Plus confidentiel et moins marqué politiquement que des symboles tels que la croix celtique, le trident est utilisé comme signe de ralliement par certains mouvements nationalistes, en particulier la branche nationaliste-révolutionnaire et solidariste. L’origine de l’utilisation de ce symbole est assez confuse chez les militants nationalistes. Comme souvent il existe de multiples explications quand à l’utilisation du trident. Parmi les plus folkloriques citons la version « identitaire » qui fait du trident la représentation de la tri-fonctionnalité de la société indo-européenne ( le chasseur/guerrier, le paysans et le clergé). Pour certains le trident serait tout simplement une référence à une époque mythique de l’Europe, renvoyant à Poséidon, voire aux Atlantes.
L’utilisation du trident comme symbole politique au XX ème siècle apparaît au sein des mouvements nationalistes d’Europe de l’Est durant l’entre deux-guerres, en particulier en Ukraine avec le groupe Petlioura. Il s’agit à l’origine du symbole de Saint Vladimir, un saint très populaire parmi les nationalistes ukrainiens. Par la suite il fut le symbole d’un groupe terroriste d’extrême droite russe le NTS. Le NTS (Narodno Trudovoî Soyouz, ou l’Union Populaire du Travail) est né en 1933, fondé par des Russes blancs réfugiés en Allemagne. Anticommuniste, antilibéral, chrétien, le NTS collabore pendant la guerre avec les nazis, en organisant des missions de sabotages et d’espionnage. Après 1945, le NTS est intégré à la stratégie « Stay-Behind[1] » des Américains en Europe. Il devient un groupe terroriste financé par la CIA et basé en Allemagne, chargé d’opérer derrière le rideau de fer mais également de prendre contact avec certains groupes nationalistes. En France, dans les années 50, les membres du NTS français seront soutenus financièrement par l’association anticommuniste « Paix et Liberté », officine américaine de la CIA chargée de financer les opposants au régime soviétique[2].

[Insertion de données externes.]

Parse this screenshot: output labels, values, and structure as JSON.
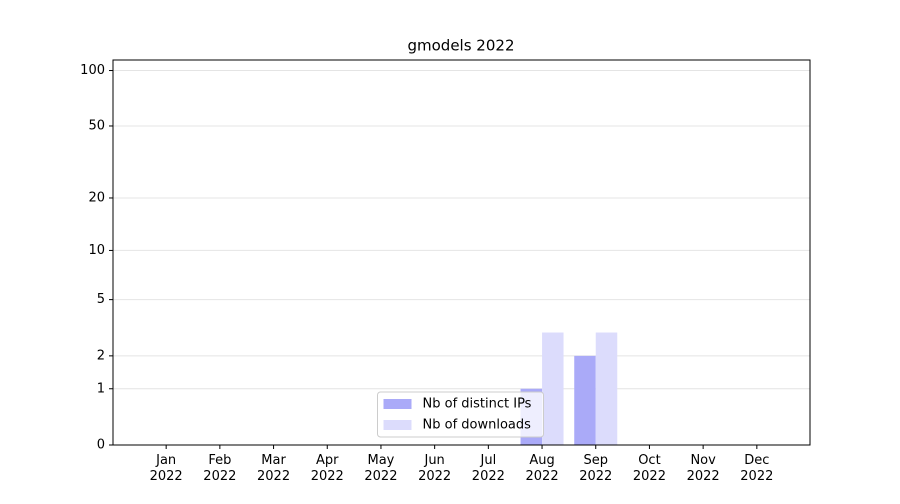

Il faut attendre la fin des années 60 en Italie et en France pour que certains groupes nationalistes révolutionnaires et solidaristes, à la recherche de nouvelles références, s’approprient le Trident. Il devient le symbole du MJR (Mouvement Jeune Révolution), du GAJ (Groupe Action Jeunesse, scission solidariste du GUD), du GAS (Groupe d’Action Solidariste, scission du GAJ), de l’Action Populaire, du MSF (Mouvement Solidariste Français), du MNR (Mouvement Nationaliste Révolutionnaire) puis de Troisième Voie[3] au début des années 90.
Le Trident fait un timide retour en 2002 lorsque Christian Bouchet (ancien de Troisième Voie, de Nouvelle Résistance et d’Unité Radicale, aujourd’hui au Front National) l’utilise comme symbole pour son site VOXNR, son journal Résistance et son mouvement le réseau Réseau Radical, qui deviendra par la suite l’ultra-groupusculaire association « Les Nôtres ». De 2004 à 2006, Action-Nation, groupuscule lyonnais dirigé par l’ancien membre du FNJ Grégory Gennaro utilisera également le Trident comme symbole. Gennaro abandonnera le trident lors de la transformation d’Action Nation en Mouvement Social Populaire.

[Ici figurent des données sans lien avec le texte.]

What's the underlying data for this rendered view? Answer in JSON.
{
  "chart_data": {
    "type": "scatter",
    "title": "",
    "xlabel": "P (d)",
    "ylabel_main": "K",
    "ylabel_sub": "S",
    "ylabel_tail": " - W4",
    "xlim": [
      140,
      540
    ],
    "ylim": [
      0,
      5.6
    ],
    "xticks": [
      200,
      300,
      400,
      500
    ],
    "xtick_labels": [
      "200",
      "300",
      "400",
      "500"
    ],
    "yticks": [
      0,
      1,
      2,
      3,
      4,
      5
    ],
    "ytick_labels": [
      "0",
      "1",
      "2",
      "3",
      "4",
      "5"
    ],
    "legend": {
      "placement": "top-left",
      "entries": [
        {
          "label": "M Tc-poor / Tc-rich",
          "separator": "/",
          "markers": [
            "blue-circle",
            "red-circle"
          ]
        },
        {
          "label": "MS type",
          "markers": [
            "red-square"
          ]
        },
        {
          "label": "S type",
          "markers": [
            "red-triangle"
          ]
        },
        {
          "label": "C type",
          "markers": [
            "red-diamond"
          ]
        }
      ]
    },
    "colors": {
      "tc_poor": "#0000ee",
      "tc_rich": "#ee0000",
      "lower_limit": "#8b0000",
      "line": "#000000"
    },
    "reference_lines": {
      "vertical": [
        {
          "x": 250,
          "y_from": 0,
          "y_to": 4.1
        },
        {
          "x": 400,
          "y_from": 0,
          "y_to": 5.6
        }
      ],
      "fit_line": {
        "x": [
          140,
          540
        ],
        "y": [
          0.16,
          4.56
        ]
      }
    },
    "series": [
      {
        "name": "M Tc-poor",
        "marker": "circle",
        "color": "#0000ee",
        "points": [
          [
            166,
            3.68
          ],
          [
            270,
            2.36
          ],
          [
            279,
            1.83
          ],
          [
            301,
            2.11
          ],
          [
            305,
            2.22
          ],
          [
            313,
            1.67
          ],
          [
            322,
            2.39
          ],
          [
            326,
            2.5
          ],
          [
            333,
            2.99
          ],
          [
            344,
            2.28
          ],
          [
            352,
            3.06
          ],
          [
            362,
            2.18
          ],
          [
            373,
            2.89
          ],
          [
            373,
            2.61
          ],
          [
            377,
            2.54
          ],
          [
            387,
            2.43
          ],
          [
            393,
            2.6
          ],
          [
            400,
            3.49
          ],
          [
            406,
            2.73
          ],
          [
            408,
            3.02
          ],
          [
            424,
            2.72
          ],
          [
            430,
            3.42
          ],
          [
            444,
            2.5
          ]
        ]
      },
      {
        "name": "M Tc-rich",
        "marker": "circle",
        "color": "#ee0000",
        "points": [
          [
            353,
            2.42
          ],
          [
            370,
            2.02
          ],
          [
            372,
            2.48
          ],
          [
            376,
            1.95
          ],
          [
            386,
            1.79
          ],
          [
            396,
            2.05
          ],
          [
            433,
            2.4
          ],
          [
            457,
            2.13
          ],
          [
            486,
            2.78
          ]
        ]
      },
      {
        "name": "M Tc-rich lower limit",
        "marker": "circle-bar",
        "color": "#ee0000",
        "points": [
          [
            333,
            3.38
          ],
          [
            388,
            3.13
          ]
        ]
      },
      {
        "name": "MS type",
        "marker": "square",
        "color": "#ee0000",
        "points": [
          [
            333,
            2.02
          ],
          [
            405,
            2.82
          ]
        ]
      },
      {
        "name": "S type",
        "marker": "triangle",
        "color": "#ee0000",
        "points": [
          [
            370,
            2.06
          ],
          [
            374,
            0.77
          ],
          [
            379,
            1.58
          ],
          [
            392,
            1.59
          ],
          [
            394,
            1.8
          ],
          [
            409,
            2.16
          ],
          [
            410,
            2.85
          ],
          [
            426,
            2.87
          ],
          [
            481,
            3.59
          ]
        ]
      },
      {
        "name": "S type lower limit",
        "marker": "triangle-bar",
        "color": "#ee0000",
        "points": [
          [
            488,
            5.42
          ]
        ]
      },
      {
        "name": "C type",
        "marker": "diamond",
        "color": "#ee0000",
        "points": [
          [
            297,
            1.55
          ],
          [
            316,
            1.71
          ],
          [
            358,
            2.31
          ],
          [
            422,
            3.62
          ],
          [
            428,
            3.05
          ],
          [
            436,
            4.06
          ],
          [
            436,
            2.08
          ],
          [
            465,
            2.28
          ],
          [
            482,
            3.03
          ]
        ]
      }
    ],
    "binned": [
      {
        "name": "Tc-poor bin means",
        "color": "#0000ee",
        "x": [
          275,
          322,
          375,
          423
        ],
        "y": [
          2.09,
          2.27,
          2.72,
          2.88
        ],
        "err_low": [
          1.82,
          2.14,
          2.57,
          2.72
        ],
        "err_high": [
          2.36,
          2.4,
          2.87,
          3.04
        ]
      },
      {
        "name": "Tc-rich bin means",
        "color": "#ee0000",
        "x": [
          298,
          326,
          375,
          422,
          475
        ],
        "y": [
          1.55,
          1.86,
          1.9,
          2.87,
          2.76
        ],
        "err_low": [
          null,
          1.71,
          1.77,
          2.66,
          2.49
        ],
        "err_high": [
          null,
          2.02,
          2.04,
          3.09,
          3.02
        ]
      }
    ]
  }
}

Plus récemment, le Trident est revenu sur le devant de la scène nationaliste avec la refondation de Troisième Voie en 2010 par Serge « Batskin »Ayoub.
[1] Au lendemain de la victoire contre les nazis, les Américains et les Britanniques, avec le soutien des services secrets des pays européens, mirent en place des « armées secrètes » chargées de contrer l’avance des soviétiques en cas d’occupation du pays par l’URSS et d’empêcher les partis communistes et socialistes d’arriver au pouvoir par tous les moyens. La plupart du temps ces armées secrètes étaient composés de militaires, d’anciens nazis et de militants d’extrême-droite. Ils étaient soutenus financièrement militairement par la CIA et le MI6 britannique. Le scandale éclata en 1990 en Italie, qui révéla l’ampleur du projet.
[2] La CIA en France , Frédéric Charpier, Seuil, 2008.
[3] Troisième Voie connaîtra une scission qui donnera naissance à Nouvelle Résistance, l’ancêtre d’Unité Radicale. A cette occasion NR abandonnera le trident pour reprendre l’étoile rouge et des symboles nationaux-bolcheviks.